В специальной коробке у подножия лестницы в лазарет лежат табельные часы, кеды, карманный фонарь и ключи от разных помещений.
Шум сзади, над головой и вокруг меня означает, что братья один за другим расходятся по своим кроватям. Некоторые останавливаются в галерее попить холодной воды из бумажных стаканчиков. Так мы боремся с жарой. Я беру тяжелые табельные часы и перебрасываю их на лямке через плечо. Бесшумно ступая, подхожу снаружи к ближайшему окну, устраиваюсь в его желтом свете и негромко начинаю вычитывать второе субботнее повечерие. Дом постепенно затихает.
Замешкавшийся в прачечной брат со сменой сухого белья за плечами подходит к окну, выглядывает в темноту сада и, заметив меня, читающего псалмы с требником в руках, делает вид, что испугался.
Минут через десять-пятнадцать в крытых галереях уже не будет слышно эха шаркающих по лестницам шагов. (Опоздавшие должны снимать обувь у входа в дормиторий и в носках пробираться к своим кроватям, чтобы не разбудить спящих, — как будто кто-то может спать в такую жару.)
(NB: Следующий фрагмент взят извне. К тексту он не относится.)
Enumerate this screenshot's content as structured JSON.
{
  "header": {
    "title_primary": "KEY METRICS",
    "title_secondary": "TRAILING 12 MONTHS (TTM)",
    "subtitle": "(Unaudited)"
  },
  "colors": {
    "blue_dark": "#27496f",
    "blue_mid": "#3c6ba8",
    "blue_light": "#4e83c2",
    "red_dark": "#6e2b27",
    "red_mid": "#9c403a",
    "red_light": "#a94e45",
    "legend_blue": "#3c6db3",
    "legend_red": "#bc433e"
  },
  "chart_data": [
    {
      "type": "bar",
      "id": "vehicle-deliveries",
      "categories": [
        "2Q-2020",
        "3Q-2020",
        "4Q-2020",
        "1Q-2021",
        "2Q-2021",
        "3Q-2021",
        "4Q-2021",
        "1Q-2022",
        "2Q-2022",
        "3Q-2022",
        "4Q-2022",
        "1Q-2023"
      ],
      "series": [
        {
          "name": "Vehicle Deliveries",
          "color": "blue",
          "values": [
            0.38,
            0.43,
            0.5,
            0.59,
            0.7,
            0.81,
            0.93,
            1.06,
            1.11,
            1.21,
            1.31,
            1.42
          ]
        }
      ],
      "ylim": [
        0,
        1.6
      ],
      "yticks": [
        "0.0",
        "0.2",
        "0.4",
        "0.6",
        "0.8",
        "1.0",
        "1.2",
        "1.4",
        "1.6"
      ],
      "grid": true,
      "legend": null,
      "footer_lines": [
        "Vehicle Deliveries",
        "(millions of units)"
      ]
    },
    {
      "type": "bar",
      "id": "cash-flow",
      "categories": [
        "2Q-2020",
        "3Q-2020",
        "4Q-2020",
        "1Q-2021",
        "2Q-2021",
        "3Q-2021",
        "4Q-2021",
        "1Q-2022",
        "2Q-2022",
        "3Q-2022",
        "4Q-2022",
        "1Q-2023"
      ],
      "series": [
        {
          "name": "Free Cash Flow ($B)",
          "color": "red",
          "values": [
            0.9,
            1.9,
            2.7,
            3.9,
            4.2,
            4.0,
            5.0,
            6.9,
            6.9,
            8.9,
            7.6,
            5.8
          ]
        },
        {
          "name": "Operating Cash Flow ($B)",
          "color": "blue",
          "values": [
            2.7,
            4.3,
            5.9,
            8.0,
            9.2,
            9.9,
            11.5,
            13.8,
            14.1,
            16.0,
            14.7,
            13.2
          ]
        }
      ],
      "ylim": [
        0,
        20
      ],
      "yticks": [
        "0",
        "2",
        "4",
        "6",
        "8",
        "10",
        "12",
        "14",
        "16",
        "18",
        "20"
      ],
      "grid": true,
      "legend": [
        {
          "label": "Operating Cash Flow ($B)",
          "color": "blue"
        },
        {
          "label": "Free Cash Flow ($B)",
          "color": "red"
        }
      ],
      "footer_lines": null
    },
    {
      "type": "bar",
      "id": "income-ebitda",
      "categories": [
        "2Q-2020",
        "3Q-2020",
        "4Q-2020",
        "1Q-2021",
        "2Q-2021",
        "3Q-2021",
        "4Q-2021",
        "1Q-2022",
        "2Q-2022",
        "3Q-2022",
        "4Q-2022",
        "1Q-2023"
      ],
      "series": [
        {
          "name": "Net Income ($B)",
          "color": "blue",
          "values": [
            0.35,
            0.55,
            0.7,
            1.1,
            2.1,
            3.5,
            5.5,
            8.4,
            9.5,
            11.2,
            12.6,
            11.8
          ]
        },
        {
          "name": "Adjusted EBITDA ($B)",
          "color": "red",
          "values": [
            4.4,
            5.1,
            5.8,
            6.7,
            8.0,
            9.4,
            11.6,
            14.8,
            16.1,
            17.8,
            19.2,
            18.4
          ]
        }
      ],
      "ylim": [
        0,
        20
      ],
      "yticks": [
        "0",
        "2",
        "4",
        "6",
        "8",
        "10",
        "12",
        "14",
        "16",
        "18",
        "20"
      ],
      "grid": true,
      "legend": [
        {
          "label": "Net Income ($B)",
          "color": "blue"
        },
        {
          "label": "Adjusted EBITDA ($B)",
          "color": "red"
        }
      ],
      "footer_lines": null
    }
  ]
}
Восемь пятнадцать. Я сижу в темноте и слушаю людскую тишину. Постепенно я начинаю разбирать красноречие ночи, ночи сырых деревьев и лунного света, скользящего по склону церкви во влажной дымке спадающей жары. Миллионы неведомых существ от рая до ада оглашают ночной мир своей варварской элоквенцией. В то время как земля, подобно огромной влажной туше, отдыхает и остывает, дикая музыка набирает силу: гремит, стучит, трещит, звенит, покуда все вокруг не проникнется ее ровным безумием, никогда, однако, не переходящим грань, за которой начинается оргия — вся эта живность невинна, чиста и чужда злу. Я упоминаю о зле только потому, что знаю, как жара и неистовая музыка жизни могут сводить с ума не живущих в монастыре и толкать их на поступки, которые мир уже разучился оплакивать. Оттого некоторые и ведут себя так, словно и ночь, и лес, и жара, и животные несут в себе дурную заразу, в то время как на самом деле жара праведна, животные — дети Бога, и ночь создана не для того, чтобы укрывать грех, а чтобы раскрывать бесконечные пространства для благодати и отпускать наши души играть между звездами.